The Kenosha Guard finally attracted Facebook’s scrutiny after Rittenhouse allegedly carried an AR-15-style assault rifle to the Kenosha protests and shot and killed two men, according to CNN. After that, Facebook seemed to place a high priority on taking down posts advocating Kenosha vigilantism, as evidenced by a Twitter thread Thursday by the company’s director of counterterrorism and dangerous organizations and also a Friday video clip from CEO Mark Zuckerberg. In it, Zuckerberg described his anger at seeing pictures of a heavily armed Rittenhouse walking nonchalantly near police in Kenosha.
“I think for all of us, this image and the juxtaposition of seeing Jacob Blake kind of facing away from the police and being shot next to these images of this white kid with a long gun strapped to his body walking by the police with nothing happening just kinds of symbolizes what we all feel is wrong and unjust and just how much progress still needs to be made,” Zuckerberg said.
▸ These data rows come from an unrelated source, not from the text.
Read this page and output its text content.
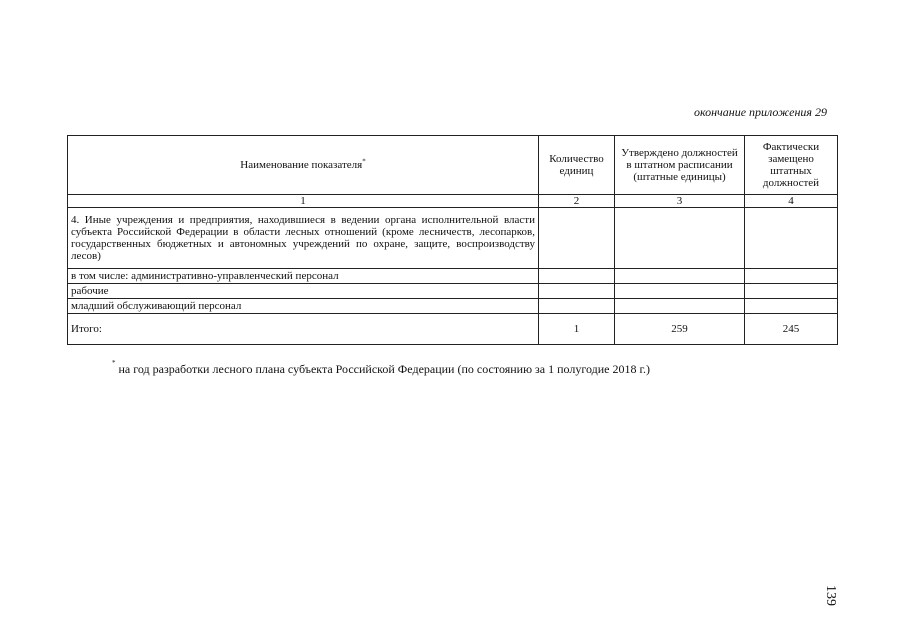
окончание приложения 29
Наименование показателя*	Количество единиц	Утверждено должностей в штатном расписании (штатные единицы)	Фактически замещено штатных должностей
1	2	3	4
4. Иные учреждения и предприятия, находившиеся в ведении органа исполнительной власти субъекта Российской Федерации в области лесных отношений (кроме лесничеств, лесопарков, государственных бюджетных и автономных учреждений по охране, защите, воспроизводству лесов)			
в том числе: административно-управленческий персонал			
рабочие			
младший обслуживающий персонал			
Итого:	1	259	245
* на год разработки лесного плана субъекта Российской Федерации (по состоянию за 1 полугодие 2018 г.)
139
The Kenosha Guard page and the event page violated a new policy, Zuckerberg said, “that we put in place a couple weeks ago that included QAnon and other militia groups that we were worried could be trying to organize violence.”
Zuckerberg said that there appears to be no connection between Rittenhouse and the Kenosha Guard, and Mathewson said he didn’t know the teenager, according to the Chicago Tribune.
Facebook said that it took down the Kenosha Guard page and the event page for violating the new militia organizations policy, according to a spokesperson. “When we remove a group or page for breaking our Dangerous Orgs policies, we also disable the accounts of the admins,” the spokesperson said. The Chicago Tribune reported that Mathewson ran the Kenosha Guard page. Once someone’s account or page is removed, he or she can’t operate a similar account or page on the platform, the company spokesperson told the Bulletin.
Indeed, the Chicago Tribune reported that Mathewson’s personal account had been removed and that he’d been “effectively” banned for life from the platform. “He will not have been warned, and (we) will not allow people who are banned under our dangerous orgs policy to have a profile,” a spokeswoman for Facebook told the newspaper.
Mathewson’s now defunct public figure page linked to the business website of a private detective by the same name in Kenosha; according to the Chicago Tribune and the nonprofit newsroom the Wisconsin Examiner, Mathewson is a private detective. The website also said Mathewson had been elected twice as alderman and included screenshots of him giving media interviews in which he is described as a former Kenosha alderman. Both the Chicago Tribune and the Wisconsin Examiner describe Mathewson as a former alderman. In its article, the Wisconsin Examiner described an account similar to the one that Facebook removed upon questioning from the Bulletin. Mathewson did not respond to an email, calls, or Facebook chat requests.
Major rallies had been planned for Friday and Saturday in Kenosha, The New York Times reported last week.
Editor’s note: This article has been updated from the original.